Marin de Gascogne
— On aura tôt fait de le rattraper, dit Verdier. C’est plein de récifs par ici et, s’il continue, il va donner droit dans l’île de Trielen.
Le capitaine anglais devait bien connaître les parages, car il fit augmenter la toile sans donner signe de ralentir. Pourtant, l ’Argonaute, plus lourd et mieux porté par l’eau, continuait à se rapprocher. Au moment où il allait arriver par le travers, à portée de canon, un grain surgit au ras de l’eau et engloutit les deux navires dans une pluie dense et drue qui boucha la vue. Hazembat se dit que c’était le bon moment pour l’Anglais de virer de bord à la sauvette.
Guillotin avait dû faire le même calcul, car il cria :
— Changez les voiles par bâbord amures ! La barre dessous !
L’entraînement des semaines passées portait ses fruits. Malgré les pertes subies, l’équipage mena l’opération sans une faute. Courant sur l’autre bord, l ’Argonaute émergea du grain à trois encablures à peine de l’Anglais qui faisait route au sud-ouest, manifestement pour se dégager de la zone des récifs.

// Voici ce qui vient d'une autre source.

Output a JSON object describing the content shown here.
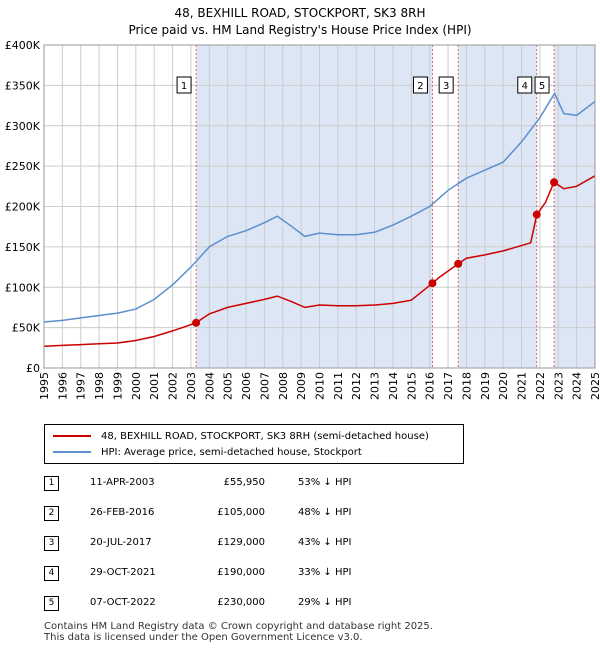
{
  "title_line1": "48, BEXHILL ROAD, STOCKPORT, SK3 8RH",
  "title_line2": "Price paid vs. HM Land Registry's House Price Index (HPI)",
  "colors": {
    "red": "#cc0000",
    "blue": "#5b8fd0",
    "shade": "#dde6f4",
    "grid": "#cccccc"
  },
  "legend": {
    "red_label": "48, BEXHILL ROAD, STOCKPORT, SK3 8RH (semi-detached house)",
    "blue_label": "HPI: Average price, semi-detached house, Stockport"
  },
  "transactions": [
    {
      "num": "1",
      "date": "11-APR-2003",
      "price": "£55,950",
      "hpi": "53% ↓ HPI",
      "x": 2003.28,
      "y": 55950
    },
    {
      "num": "2",
      "date": "26-FEB-2016",
      "price": "£105,000",
      "hpi": "48% ↓ HPI",
      "x": 2016.15,
      "y": 105000
    },
    {
      "num": "3",
      "date": "20-JUL-2017",
      "price": "£129,000",
      "hpi": "43% ↓ HPI",
      "x": 2017.55,
      "y": 129000
    },
    {
      "num": "4",
      "date": "29-OCT-2021",
      "price": "£190,000",
      "hpi": "33% ↓ HPI",
      "x": 2021.83,
      "y": 190000
    },
    {
      "num": "5",
      "date": "07-OCT-2022",
      "price": "£230,000",
      "hpi": "29% ↓ HPI",
      "x": 2022.77,
      "y": 230000
    }
  ],
  "footer_line1": "Contains HM Land Registry data © Crown copyright and database right 2025.",
  "footer_line2": "This data is licensed under the Open Government Licence v3.0.",
  "chart_data": {
    "type": "line",
    "title": "Price paid vs. HM Land Registry's House Price Index (HPI)",
    "xlabel": "",
    "ylabel": "",
    "xlim": [
      1995,
      2025
    ],
    "ylim": [
      0,
      400000
    ],
    "y_ticks": [
      0,
      50000,
      100000,
      150000,
      200000,
      250000,
      300000,
      350000,
      400000
    ],
    "y_tick_labels": [
      "£0",
      "£50K",
      "£100K",
      "£150K",
      "£200K",
      "£250K",
      "£300K",
      "£350K",
      "£400K"
    ],
    "x_ticks": [
      "1995",
      "1996",
      "1997",
      "1998",
      "1999",
      "2000",
      "2001",
      "2002",
      "2003",
      "2004",
      "2005",
      "2006",
      "2007",
      "2008",
      "2009",
      "2010",
      "2011",
      "2012",
      "2013",
      "2014",
      "2015",
      "2016",
      "2017",
      "2018",
      "2019",
      "2020",
      "2021",
      "2022",
      "2023",
      "2024",
      "2025"
    ],
    "grid": true,
    "shaded_ranges": [
      [
        2003.28,
        2016.15
      ],
      [
        2017.55,
        2021.83
      ],
      [
        2022.77,
        2025
      ]
    ],
    "series": [
      {
        "name": "48, BEXHILL ROAD, STOCKPORT, SK3 8RH (semi-detached house)",
        "color": "#cc0000",
        "x": [
          1995,
          1996,
          1997,
          1998,
          1999,
          2000,
          2001,
          2002,
          2003.28,
          2004,
          2005,
          2006,
          2007,
          2007.7,
          2008.5,
          2009.2,
          2010,
          2011,
          2012,
          2013,
          2014,
          2015,
          2016.15,
          2016.5,
          2017.55,
          2018,
          2019,
          2020,
          2021.5,
          2021.83,
          2022.3,
          2022.77,
          2023.3,
          2024,
          2025
        ],
        "values": [
          27000,
          28000,
          29000,
          30000,
          31000,
          34000,
          39000,
          46000,
          55950,
          67000,
          75000,
          80000,
          85000,
          89000,
          82000,
          75000,
          78000,
          77000,
          77000,
          78000,
          80000,
          84000,
          105000,
          112000,
          129000,
          136000,
          140000,
          145000,
          155000,
          190000,
          205000,
          230000,
          222000,
          225000,
          238000
        ]
      },
      {
        "name": "HPI: Average price, semi-detached house, Stockport",
        "color": "#5b8fd0",
        "x": [
          1995,
          1996,
          1997,
          1998,
          1999,
          2000,
          2001,
          2002,
          2003,
          2004,
          2005,
          2006,
          2007,
          2007.7,
          2008.5,
          2009.2,
          2010,
          2011,
          2012,
          2013,
          2014,
          2015,
          2016,
          2017,
          2018,
          2019,
          2020,
          2021,
          2022,
          2022.8,
          2023.3,
          2024,
          2025
        ],
        "values": [
          57000,
          59000,
          62000,
          65000,
          68000,
          73000,
          85000,
          103000,
          125000,
          150000,
          163000,
          170000,
          180000,
          188000,
          175000,
          163000,
          167000,
          165000,
          165000,
          168000,
          177000,
          188000,
          200000,
          220000,
          235000,
          245000,
          255000,
          280000,
          310000,
          340000,
          315000,
          313000,
          330000
        ]
      }
    ]
  }
}
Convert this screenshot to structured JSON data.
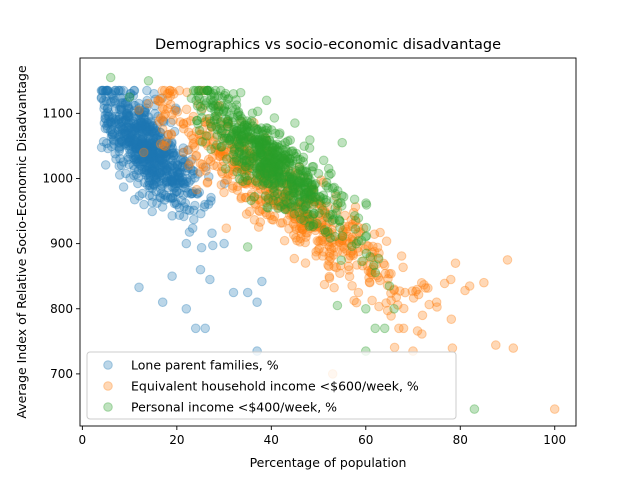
{
  "chart_data": {
    "type": "scatter",
    "title": "Demographics vs socio-economic disadvantage",
    "xlabel": "Percentage of population",
    "ylabel": "Average Index of Relative Socio-Economic Disadvantage",
    "xlim": [
      -0.5,
      104.5
    ],
    "ylim": [
      620,
      1185
    ],
    "xticks": [
      0,
      20,
      40,
      60,
      80,
      100
    ],
    "yticks": [
      700,
      800,
      900,
      1000,
      1100
    ],
    "legend_position": "lower-left",
    "grid": false,
    "marker_alpha": 0.3,
    "series": [
      {
        "name": "Lone parent families, %",
        "color": "#1f77b4",
        "cluster": {
          "x_mean": 14,
          "x_sd": 5,
          "y_at_x_min": 1095,
          "x_min": 6,
          "slope": -6.2,
          "y_noise": 32,
          "count": 700,
          "points": [
            [
              8,
              1110
            ],
            [
              10,
              1125
            ],
            [
              12,
              1115
            ],
            [
              7,
              1095
            ],
            [
              15,
              1060
            ],
            [
              18,
              1020
            ],
            [
              20,
              960
            ],
            [
              22,
              900
            ],
            [
              25,
              860
            ],
            [
              27,
              845
            ],
            [
              30,
              900
            ],
            [
              32,
              825
            ],
            [
              35,
              825
            ],
            [
              37,
              810
            ],
            [
              22,
              800
            ],
            [
              26,
              770
            ],
            [
              24,
              770
            ],
            [
              17,
              810
            ],
            [
              19,
              850
            ],
            [
              12,
              833
            ],
            [
              37,
              735
            ],
            [
              38,
              842
            ]
          ]
        }
      },
      {
        "name": "Equivalent household income <$600/week, %",
        "color": "#ff7f0e",
        "cluster": {
          "x_mean": 42,
          "x_sd": 14,
          "y_at_x_min": 1105,
          "x_min": 18,
          "slope": -5.5,
          "y_noise": 30,
          "count": 650,
          "points": [
            [
              12,
              1105
            ],
            [
              14,
              1115
            ],
            [
              16,
              1120
            ],
            [
              18,
              1130
            ],
            [
              13,
              1040
            ],
            [
              53,
              700
            ],
            [
              100,
              646
            ],
            [
              90,
              875
            ],
            [
              82,
              835
            ],
            [
              81,
              828
            ],
            [
              78,
              845
            ],
            [
              75,
              810
            ],
            [
              72,
              790
            ],
            [
              68,
              770
            ],
            [
              67,
              770
            ],
            [
              70,
              735
            ],
            [
              66,
              830
            ],
            [
              79,
              870
            ],
            [
              85,
              840
            ]
          ]
        }
      },
      {
        "name": "Personal income <$400/week, %",
        "color": "#2ca02c",
        "cluster": {
          "x_mean": 40,
          "x_sd": 8,
          "y_at_x_min": 1115,
          "x_min": 25,
          "slope": -6.0,
          "y_noise": 28,
          "count": 650,
          "points": [
            [
              6,
              1155
            ],
            [
              10,
              1125
            ],
            [
              14,
              1150
            ],
            [
              25,
              1110
            ],
            [
              28,
              1125
            ],
            [
              32,
              1130
            ],
            [
              39,
              1120
            ],
            [
              45,
              1085
            ],
            [
              55,
              1055
            ],
            [
              60,
              800
            ],
            [
              62,
              770
            ],
            [
              64,
              770
            ],
            [
              60,
              735
            ],
            [
              83,
              646
            ],
            [
              66,
              800
            ],
            [
              65,
              835
            ],
            [
              54,
              805
            ],
            [
              58,
              900
            ],
            [
              35,
              895
            ]
          ]
        }
      }
    ]
  }
}
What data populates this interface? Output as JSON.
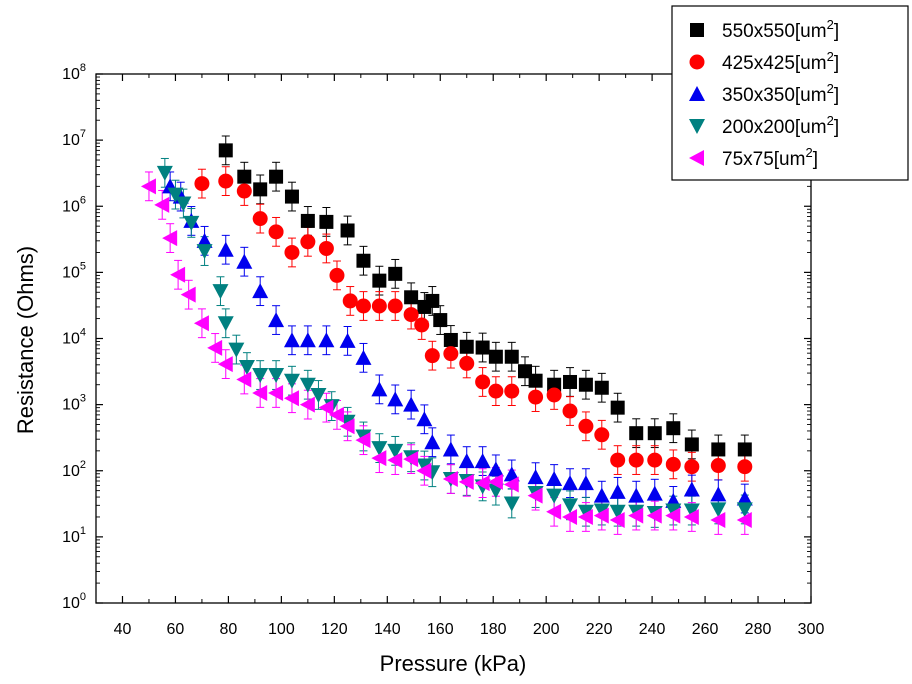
{
  "chart_data": {
    "type": "scatter",
    "x_axis": {
      "label": "Pressure (kPa)",
      "range": [
        30,
        300
      ],
      "ticks": [
        40,
        60,
        80,
        100,
        120,
        140,
        160,
        180,
        200,
        220,
        240,
        260,
        280,
        300
      ]
    },
    "y_axis": {
      "label": "Resistance (Ohms)",
      "scale": "log",
      "range": [
        1,
        100000000
      ],
      "ticks": [
        {
          "base": "10",
          "exp": "0",
          "value": 1
        },
        {
          "base": "10",
          "exp": "1",
          "value": 10
        },
        {
          "base": "10",
          "exp": "2",
          "value": 100
        },
        {
          "base": "10",
          "exp": "3",
          "value": 1000
        },
        {
          "base": "10",
          "exp": "4",
          "value": 10000
        },
        {
          "base": "10",
          "exp": "5",
          "value": 100000
        },
        {
          "base": "10",
          "exp": "6",
          "value": 1000000
        },
        {
          "base": "10",
          "exp": "7",
          "value": 10000000
        },
        {
          "base": "10",
          "exp": "8",
          "value": 100000000
        }
      ]
    },
    "legend": {
      "position": "top-right"
    },
    "series": [
      {
        "name": "550x550[um2]",
        "label_prefix": "550x550[um",
        "label_sup": "2",
        "label_suffix": "]",
        "marker": "square",
        "color": "#000000",
        "points": [
          [
            79,
            7000000
          ],
          [
            86,
            2800000
          ],
          [
            92,
            1800000
          ],
          [
            98,
            2800000
          ],
          [
            104,
            1400000
          ],
          [
            110,
            600000
          ],
          [
            117,
            580000
          ],
          [
            125,
            430000
          ],
          [
            131,
            150000
          ],
          [
            137,
            75000
          ],
          [
            143,
            95000
          ],
          [
            149,
            42000
          ],
          [
            154,
            30000
          ],
          [
            157,
            37000
          ],
          [
            160,
            19000
          ],
          [
            164,
            9500
          ],
          [
            170,
            7500
          ],
          [
            176,
            7300
          ],
          [
            181,
            5300
          ],
          [
            187,
            5300
          ],
          [
            192,
            3200
          ],
          [
            196,
            2300
          ],
          [
            203,
            2000
          ],
          [
            209,
            2200
          ],
          [
            215,
            2000
          ],
          [
            221,
            1800
          ],
          [
            227,
            900
          ],
          [
            234,
            370
          ],
          [
            241,
            370
          ],
          [
            248,
            440
          ],
          [
            255,
            250
          ],
          [
            265,
            210
          ],
          [
            275,
            210
          ]
        ]
      },
      {
        "name": "425x425[um2]",
        "label_prefix": "425x425[um",
        "label_sup": "2",
        "label_suffix": "]",
        "marker": "circle",
        "color": "#ff0000",
        "points": [
          [
            70,
            2200000
          ],
          [
            79,
            2400000
          ],
          [
            86,
            1700000
          ],
          [
            92,
            650000
          ],
          [
            98,
            410000
          ],
          [
            104,
            200000
          ],
          [
            110,
            290000
          ],
          [
            117,
            230000
          ],
          [
            121,
            90000
          ],
          [
            126,
            37000
          ],
          [
            131,
            31000
          ],
          [
            137,
            31000
          ],
          [
            143,
            31000
          ],
          [
            149,
            23000
          ],
          [
            153,
            16000
          ],
          [
            157,
            5500
          ],
          [
            164,
            5900
          ],
          [
            170,
            4200
          ],
          [
            176,
            2200
          ],
          [
            181,
            1600
          ],
          [
            187,
            1600
          ],
          [
            196,
            1300
          ],
          [
            203,
            1400
          ],
          [
            209,
            800
          ],
          [
            215,
            470
          ],
          [
            221,
            350
          ],
          [
            227,
            145
          ],
          [
            234,
            145
          ],
          [
            241,
            145
          ],
          [
            248,
            125
          ],
          [
            255,
            115
          ],
          [
            265,
            120
          ],
          [
            275,
            115
          ]
        ]
      },
      {
        "name": "350x350[um2]",
        "label_prefix": "350x350[um",
        "label_sup": "2",
        "label_suffix": "]",
        "marker": "triangle-up",
        "color": "#0000ee",
        "points": [
          [
            58,
            2000000
          ],
          [
            62,
            1400000
          ],
          [
            66,
            600000
          ],
          [
            71,
            300000
          ],
          [
            79,
            220000
          ],
          [
            86,
            145000
          ],
          [
            92,
            52000
          ],
          [
            98,
            19000
          ],
          [
            104,
            9400
          ],
          [
            110,
            9400
          ],
          [
            117,
            9400
          ],
          [
            125,
            9200
          ],
          [
            131,
            5100
          ],
          [
            137,
            1700
          ],
          [
            143,
            1200
          ],
          [
            149,
            1000
          ],
          [
            154,
            600
          ],
          [
            157,
            270
          ],
          [
            164,
            210
          ],
          [
            170,
            140
          ],
          [
            176,
            140
          ],
          [
            181,
            105
          ],
          [
            187,
            88
          ],
          [
            196,
            80
          ],
          [
            203,
            75
          ],
          [
            209,
            65
          ],
          [
            215,
            65
          ],
          [
            221,
            42
          ],
          [
            227,
            48
          ],
          [
            234,
            42
          ],
          [
            241,
            45
          ],
          [
            248,
            35
          ],
          [
            255,
            52
          ],
          [
            265,
            44
          ],
          [
            275,
            38
          ]
        ]
      },
      {
        "name": "200x200[um2]",
        "label_prefix": "200x200[um",
        "label_sup": "2",
        "label_suffix": "]",
        "marker": "triangle-down",
        "color": "#008080",
        "points": [
          [
            56,
            3200000
          ],
          [
            60,
            1500000
          ],
          [
            63,
            1100000
          ],
          [
            66,
            560000
          ],
          [
            71,
            210000
          ],
          [
            77,
            52000
          ],
          [
            79,
            17000
          ],
          [
            83,
            6800
          ],
          [
            87,
            3700
          ],
          [
            92,
            2800
          ],
          [
            98,
            2800
          ],
          [
            104,
            2300
          ],
          [
            110,
            2000
          ],
          [
            114,
            1400
          ],
          [
            119,
            950
          ],
          [
            125,
            550
          ],
          [
            131,
            330
          ],
          [
            137,
            220
          ],
          [
            143,
            200
          ],
          [
            149,
            160
          ],
          [
            154,
            120
          ],
          [
            157,
            95
          ],
          [
            164,
            75
          ],
          [
            170,
            70
          ],
          [
            176,
            58
          ],
          [
            181,
            50
          ],
          [
            187,
            32
          ],
          [
            196,
            46
          ],
          [
            203,
            42
          ],
          [
            209,
            30
          ],
          [
            215,
            24
          ],
          [
            221,
            25
          ],
          [
            227,
            24
          ],
          [
            234,
            24
          ],
          [
            241,
            23
          ],
          [
            248,
            25
          ],
          [
            255,
            25
          ],
          [
            265,
            26
          ],
          [
            275,
            26
          ]
        ]
      },
      {
        "name": "75x75[um2]",
        "label_prefix": "75x75[um",
        "label_sup": "2",
        "label_suffix": "]",
        "marker": "triangle-left",
        "color": "#ff00ff",
        "points": [
          [
            50,
            2000000
          ],
          [
            55,
            1050000
          ],
          [
            58,
            330000
          ],
          [
            61,
            92000
          ],
          [
            65,
            46000
          ],
          [
            70,
            17000
          ],
          [
            75,
            7200
          ],
          [
            79,
            4100
          ],
          [
            86,
            2400
          ],
          [
            92,
            1500
          ],
          [
            98,
            1500
          ],
          [
            104,
            1250
          ],
          [
            110,
            1000
          ],
          [
            117,
            900
          ],
          [
            121,
            700
          ],
          [
            125,
            470
          ],
          [
            131,
            290
          ],
          [
            137,
            155
          ],
          [
            143,
            145
          ],
          [
            149,
            150
          ],
          [
            154,
            100
          ],
          [
            164,
            75
          ],
          [
            170,
            68
          ],
          [
            176,
            65
          ],
          [
            181,
            68
          ],
          [
            187,
            62
          ],
          [
            196,
            42
          ],
          [
            203,
            24
          ],
          [
            209,
            20
          ],
          [
            215,
            20
          ],
          [
            221,
            21
          ],
          [
            227,
            18
          ],
          [
            234,
            21
          ],
          [
            241,
            21
          ],
          [
            248,
            21
          ],
          [
            255,
            20
          ],
          [
            265,
            18
          ],
          [
            275,
            18
          ]
        ]
      }
    ]
  }
}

A peine Guillotin eut-il le temps de faire mettre les canons en batterie sur tribord que l’ennemi vira soudain nord-nord-ouest en direction d’Ouessant. L ’Argonaute suivit aussitôt le mouvement et la chasse reprit, cette fois en mer libre. De nouveau, la distance entre les navires se rétrécit. Guillotin fit donner du mou aux écoutes, sacrifiant un peu de sa supériorité de vitesse pour diminuer son écart latéral. La galerie de l’Anglais n’était plus qu’à une demi-encablure par le bossoir bâbord et l’on pouvait lire le nom écrit en lettres d’or sur le tableau : Hotspur. Comme prélude à l’attaque, Guillotin fit donner les canons de chasse et un trou rond s’ouvrit dans la brigantine de l’Anglais. C’est alors qu’un nouveau grain, plus fort encore que les précédents, noya tout dans des bourrasques opaques et cinglantes. De nouveau, Guillotin anticipa la manœuvre de l’ennemi.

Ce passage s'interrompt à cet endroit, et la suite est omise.